The term “pilot” (领航人), which was used in the 1960s to refer to Mao Zedong — and was used again for Mao on at least one occasion during the Xi era — has been used only seldomly to refer to Xi Jinping. In October 2019, a report in the People’s Daily praising “China’s governance” (中国之治) quoted Xi Jinping without even mentioning his name, referring to him as only “the pilot of the New Era”: “In 2019, the pilot of the new era solemnly declared, ‘We have come out of the successful path of building a socialist system with Chinese characteristics, and as long as we continue along this path, we will certainly be able to modernize the national governance system and governance capacity.”

More recently, in a front-page piece in the during the National People’s Congress on March 10, 2022, the People’s Daily said quoted 74-year-old Zhang Boli (张伯礼), a Chinese physician and recent torch bearer for the Beijing Winter Olympics, as saying, while “overwhelmed with emotion,” that: “General Secretary Xi Jinping’s crucial decision-making and calm command were the source of motivation for the whole country in fighting the epidemic. It is because of the General Secretary saving us in the storm that the children of China are able to face the epidemic of the century and move forward with courage. The General Secretary is our backbone, but also our pilot!”
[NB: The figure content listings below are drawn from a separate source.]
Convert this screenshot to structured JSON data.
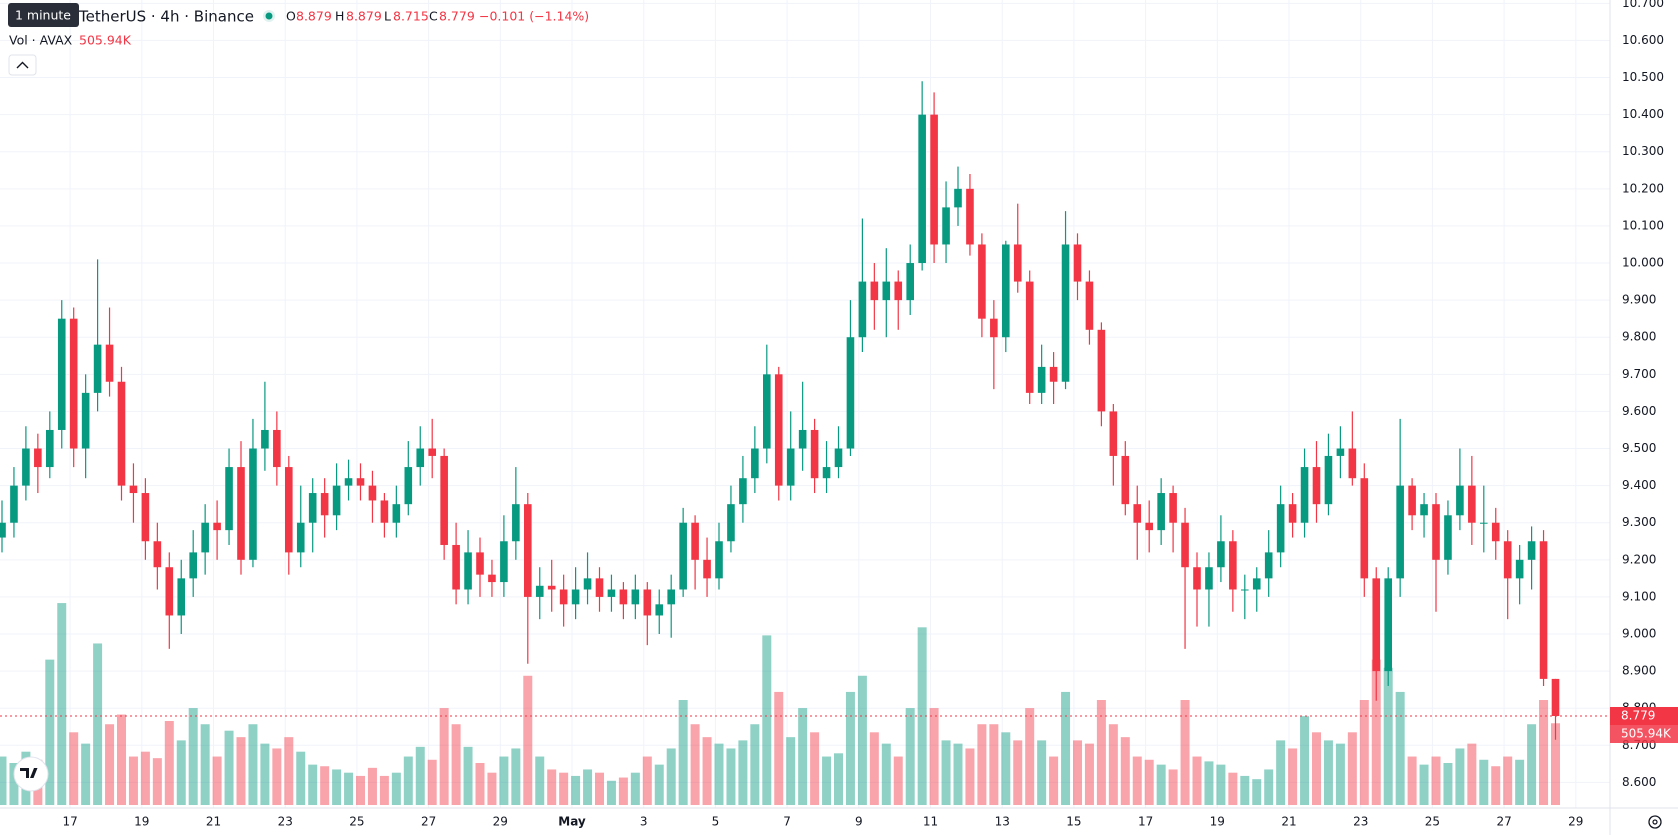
{
  "chart_data": {
    "type": "candlestick",
    "tooltip": "1 minute",
    "symbol": "TetherUS · 4h · Binance",
    "open_label": "O",
    "high_label": "H",
    "low_label": "L",
    "close_label": "C",
    "change_label": "−0.101 (−1.14%)",
    "volume_title": "Vol · AVAX",
    "last_volume_label": "505.94K",
    "up_color": "#089981",
    "down_color": "#f23645",
    "grid": true,
    "ylim": [
      8.531,
      10.709
    ],
    "volume_lim": [
      0,
      2600000
    ],
    "yticks": [
      {
        "value": 8.6,
        "label": "8.600"
      },
      {
        "value": 8.7,
        "label": "8.700"
      },
      {
        "value": 8.8,
        "label": "8.800"
      },
      {
        "value": 8.9,
        "label": "8.900"
      },
      {
        "value": 9.0,
        "label": "9.000"
      },
      {
        "value": 9.1,
        "label": "9.100"
      },
      {
        "value": 9.2,
        "label": "9.200"
      },
      {
        "value": 9.3,
        "label": "9.300"
      },
      {
        "value": 9.4,
        "label": "9.400"
      },
      {
        "value": 9.5,
        "label": "9.500"
      },
      {
        "value": 9.6,
        "label": "9.600"
      },
      {
        "value": 9.7,
        "label": "9.700"
      },
      {
        "value": 9.8,
        "label": "9.800"
      },
      {
        "value": 9.9,
        "label": "9.900"
      },
      {
        "value": 10.0,
        "label": "10.000"
      },
      {
        "value": 10.1,
        "label": "10.100"
      },
      {
        "value": 10.2,
        "label": "10.200"
      },
      {
        "value": 10.3,
        "label": "10.300"
      },
      {
        "value": 10.4,
        "label": "10.400"
      },
      {
        "value": 10.5,
        "label": "10.500"
      },
      {
        "value": 10.6,
        "label": "10.600"
      },
      {
        "value": 10.7,
        "label": "10.700"
      }
    ],
    "xticks": [
      {
        "value": 5.7,
        "label": "17"
      },
      {
        "value": 11.7,
        "label": "19"
      },
      {
        "value": 17.7,
        "label": "21"
      },
      {
        "value": 23.7,
        "label": "23"
      },
      {
        "value": 29.7,
        "label": "25"
      },
      {
        "value": 35.7,
        "label": "27"
      },
      {
        "value": 41.7,
        "label": "29"
      },
      {
        "value": 47.7,
        "label": "May"
      },
      {
        "value": 53.7,
        "label": "3"
      },
      {
        "value": 59.7,
        "label": "5"
      },
      {
        "value": 65.7,
        "label": "7"
      },
      {
        "value": 71.7,
        "label": "9"
      },
      {
        "value": 77.7,
        "label": "11"
      },
      {
        "value": 83.7,
        "label": "13"
      },
      {
        "value": 89.7,
        "label": "15"
      },
      {
        "value": 95.7,
        "label": "17"
      },
      {
        "value": 101.7,
        "label": "19"
      },
      {
        "value": 107.7,
        "label": "21"
      },
      {
        "value": 113.7,
        "label": "23"
      },
      {
        "value": 119.7,
        "label": "25"
      },
      {
        "value": 125.7,
        "label": "27"
      },
      {
        "value": 131.7,
        "label": "29"
      }
    ],
    "ohlcv": [
      [
        9.26,
        9.36,
        9.22,
        9.3,
        300000
      ],
      [
        9.3,
        9.45,
        9.26,
        9.4,
        260000
      ],
      [
        9.4,
        9.56,
        9.36,
        9.5,
        330000
      ],
      [
        9.5,
        9.54,
        9.38,
        9.45,
        280000
      ],
      [
        9.45,
        9.6,
        9.42,
        9.55,
        900000
      ],
      [
        9.55,
        9.9,
        9.5,
        9.85,
        1250000
      ],
      [
        9.85,
        9.88,
        9.45,
        9.5,
        450000
      ],
      [
        9.5,
        9.7,
        9.42,
        9.65,
        380000
      ],
      [
        9.65,
        10.01,
        9.6,
        9.78,
        1000000
      ],
      [
        9.78,
        9.88,
        9.64,
        9.68,
        500000
      ],
      [
        9.68,
        9.72,
        9.36,
        9.4,
        560000
      ],
      [
        9.4,
        9.46,
        9.3,
        9.38,
        300000
      ],
      [
        9.38,
        9.42,
        9.2,
        9.25,
        330000
      ],
      [
        9.25,
        9.3,
        9.12,
        9.18,
        290000
      ],
      [
        9.18,
        9.22,
        8.96,
        9.05,
        520000
      ],
      [
        9.05,
        9.2,
        9.0,
        9.15,
        400000
      ],
      [
        9.15,
        9.28,
        9.1,
        9.22,
        600000
      ],
      [
        9.22,
        9.35,
        9.16,
        9.3,
        500000
      ],
      [
        9.3,
        9.36,
        9.2,
        9.28,
        300000
      ],
      [
        9.28,
        9.5,
        9.24,
        9.45,
        460000
      ],
      [
        9.45,
        9.52,
        9.16,
        9.2,
        420000
      ],
      [
        9.2,
        9.58,
        9.18,
        9.5,
        500000
      ],
      [
        9.5,
        9.68,
        9.44,
        9.55,
        380000
      ],
      [
        9.55,
        9.6,
        9.4,
        9.45,
        350000
      ],
      [
        9.45,
        9.48,
        9.16,
        9.22,
        420000
      ],
      [
        9.22,
        9.4,
        9.18,
        9.3,
        330000
      ],
      [
        9.3,
        9.42,
        9.22,
        9.38,
        250000
      ],
      [
        9.38,
        9.42,
        9.26,
        9.32,
        240000
      ],
      [
        9.32,
        9.46,
        9.28,
        9.4,
        220000
      ],
      [
        9.4,
        9.47,
        9.36,
        9.42,
        200000
      ],
      [
        9.42,
        9.46,
        9.36,
        9.4,
        180000
      ],
      [
        9.4,
        9.44,
        9.3,
        9.36,
        230000
      ],
      [
        9.36,
        9.38,
        9.26,
        9.3,
        180000
      ],
      [
        9.3,
        9.4,
        9.26,
        9.35,
        200000
      ],
      [
        9.35,
        9.52,
        9.32,
        9.45,
        300000
      ],
      [
        9.45,
        9.56,
        9.4,
        9.5,
        360000
      ],
      [
        9.5,
        9.58,
        9.42,
        9.48,
        280000
      ],
      [
        9.48,
        9.5,
        9.2,
        9.24,
        600000
      ],
      [
        9.24,
        9.3,
        9.08,
        9.12,
        500000
      ],
      [
        9.12,
        9.28,
        9.08,
        9.22,
        360000
      ],
      [
        9.22,
        9.26,
        9.1,
        9.16,
        260000
      ],
      [
        9.16,
        9.2,
        9.1,
        9.14,
        200000
      ],
      [
        9.14,
        9.32,
        9.1,
        9.25,
        300000
      ],
      [
        9.25,
        9.45,
        9.2,
        9.35,
        350000
      ],
      [
        9.35,
        9.38,
        8.92,
        9.1,
        800000
      ],
      [
        9.1,
        9.18,
        9.04,
        9.13,
        300000
      ],
      [
        9.13,
        9.2,
        9.06,
        9.12,
        220000
      ],
      [
        9.12,
        9.16,
        9.02,
        9.08,
        200000
      ],
      [
        9.08,
        9.18,
        9.04,
        9.12,
        180000
      ],
      [
        9.12,
        9.22,
        9.08,
        9.15,
        220000
      ],
      [
        9.15,
        9.18,
        9.06,
        9.1,
        200000
      ],
      [
        9.1,
        9.16,
        9.06,
        9.12,
        150000
      ],
      [
        9.12,
        9.14,
        9.04,
        9.08,
        170000
      ],
      [
        9.08,
        9.16,
        9.04,
        9.12,
        200000
      ],
      [
        9.12,
        9.14,
        8.97,
        9.05,
        300000
      ],
      [
        9.05,
        9.12,
        9.0,
        9.08,
        250000
      ],
      [
        9.08,
        9.16,
        8.99,
        9.12,
        350000
      ],
      [
        9.12,
        9.34,
        9.1,
        9.3,
        650000
      ],
      [
        9.3,
        9.32,
        9.12,
        9.2,
        500000
      ],
      [
        9.2,
        9.26,
        9.1,
        9.15,
        420000
      ],
      [
        9.15,
        9.3,
        9.12,
        9.25,
        380000
      ],
      [
        9.25,
        9.4,
        9.22,
        9.35,
        350000
      ],
      [
        9.35,
        9.48,
        9.3,
        9.42,
        400000
      ],
      [
        9.42,
        9.56,
        9.38,
        9.5,
        500000
      ],
      [
        9.5,
        9.78,
        9.46,
        9.7,
        1050000
      ],
      [
        9.7,
        9.72,
        9.36,
        9.4,
        700000
      ],
      [
        9.4,
        9.6,
        9.36,
        9.5,
        420000
      ],
      [
        9.5,
        9.68,
        9.44,
        9.55,
        600000
      ],
      [
        9.55,
        9.58,
        9.38,
        9.42,
        450000
      ],
      [
        9.42,
        9.52,
        9.38,
        9.45,
        300000
      ],
      [
        9.45,
        9.56,
        9.42,
        9.5,
        320000
      ],
      [
        9.5,
        9.9,
        9.48,
        9.8,
        700000
      ],
      [
        9.8,
        10.12,
        9.76,
        9.95,
        800000
      ],
      [
        9.95,
        10.0,
        9.82,
        9.9,
        450000
      ],
      [
        9.9,
        10.04,
        9.8,
        9.95,
        380000
      ],
      [
        9.95,
        9.98,
        9.82,
        9.9,
        300000
      ],
      [
        9.9,
        10.05,
        9.86,
        10.0,
        600000
      ],
      [
        10.0,
        10.49,
        9.98,
        10.4,
        1100000
      ],
      [
        10.4,
        10.46,
        10.0,
        10.05,
        600000
      ],
      [
        10.05,
        10.22,
        10.0,
        10.15,
        400000
      ],
      [
        10.15,
        10.26,
        10.1,
        10.2,
        380000
      ],
      [
        10.2,
        10.24,
        10.02,
        10.05,
        350000
      ],
      [
        10.05,
        10.08,
        9.8,
        9.85,
        500000
      ],
      [
        9.85,
        9.9,
        9.66,
        9.8,
        500000
      ],
      [
        9.8,
        10.06,
        9.76,
        10.05,
        450000
      ],
      [
        10.05,
        10.16,
        9.92,
        9.95,
        400000
      ],
      [
        9.95,
        9.98,
        9.62,
        9.65,
        600000
      ],
      [
        9.65,
        9.78,
        9.62,
        9.72,
        400000
      ],
      [
        9.72,
        9.76,
        9.62,
        9.68,
        300000
      ],
      [
        9.68,
        10.14,
        9.66,
        10.05,
        700000
      ],
      [
        10.05,
        10.08,
        9.9,
        9.95,
        400000
      ],
      [
        9.95,
        9.98,
        9.78,
        9.82,
        380000
      ],
      [
        9.82,
        9.84,
        9.56,
        9.6,
        650000
      ],
      [
        9.6,
        9.62,
        9.4,
        9.48,
        500000
      ],
      [
        9.48,
        9.52,
        9.32,
        9.35,
        420000
      ],
      [
        9.35,
        9.4,
        9.2,
        9.3,
        300000
      ],
      [
        9.3,
        9.36,
        9.22,
        9.28,
        280000
      ],
      [
        9.28,
        9.42,
        9.24,
        9.38,
        250000
      ],
      [
        9.38,
        9.4,
        9.22,
        9.3,
        220000
      ],
      [
        9.3,
        9.34,
        8.96,
        9.18,
        650000
      ],
      [
        9.18,
        9.22,
        9.02,
        9.12,
        300000
      ],
      [
        9.12,
        9.22,
        9.02,
        9.18,
        270000
      ],
      [
        9.18,
        9.32,
        9.14,
        9.25,
        250000
      ],
      [
        9.25,
        9.28,
        9.06,
        9.12,
        200000
      ],
      [
        9.12,
        9.16,
        9.04,
        9.12,
        180000
      ],
      [
        9.12,
        9.18,
        9.06,
        9.15,
        160000
      ],
      [
        9.15,
        9.28,
        9.1,
        9.22,
        220000
      ],
      [
        9.22,
        9.4,
        9.18,
        9.35,
        400000
      ],
      [
        9.35,
        9.38,
        9.26,
        9.3,
        350000
      ],
      [
        9.3,
        9.5,
        9.26,
        9.45,
        550000
      ],
      [
        9.45,
        9.52,
        9.3,
        9.35,
        450000
      ],
      [
        9.35,
        9.54,
        9.32,
        9.48,
        400000
      ],
      [
        9.48,
        9.56,
        9.42,
        9.5,
        380000
      ],
      [
        9.5,
        9.6,
        9.4,
        9.42,
        450000
      ],
      [
        9.42,
        9.46,
        9.1,
        9.15,
        650000
      ],
      [
        9.15,
        9.18,
        8.82,
        8.9,
        900000
      ],
      [
        8.9,
        9.18,
        8.86,
        9.15,
        850000
      ],
      [
        9.15,
        9.58,
        9.1,
        9.4,
        700000
      ],
      [
        9.4,
        9.42,
        9.28,
        9.32,
        300000
      ],
      [
        9.32,
        9.38,
        9.26,
        9.35,
        250000
      ],
      [
        9.35,
        9.38,
        9.06,
        9.2,
        300000
      ],
      [
        9.2,
        9.36,
        9.16,
        9.32,
        260000
      ],
      [
        9.32,
        9.5,
        9.28,
        9.4,
        350000
      ],
      [
        9.4,
        9.48,
        9.24,
        9.3,
        380000
      ],
      [
        9.3,
        9.4,
        9.22,
        9.3,
        280000
      ],
      [
        9.3,
        9.34,
        9.2,
        9.25,
        240000
      ],
      [
        9.25,
        9.28,
        9.04,
        9.15,
        300000
      ],
      [
        9.15,
        9.24,
        9.08,
        9.2,
        280000
      ],
      [
        9.2,
        9.29,
        9.12,
        9.25,
        500000
      ],
      [
        9.25,
        9.28,
        8.86,
        8.879,
        650000
      ],
      [
        8.879,
        8.879,
        8.715,
        8.779,
        505940
      ]
    ]
  }
}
Closely related to this term is the phrase “pilot at the helm,” or linghang zhangduo (领航掌舵), a reference with strong echoes of China’s Maoist past that was used for Xi Jinping during the 5th Plenum of the 19th Central Committee in 2020. Used in a total of 47 articles in 2021, usually in references to Xi as the “core pilot at the helm” (核心领航掌舵), it has appeared in seven articles in the People’s Daily so far in 2022.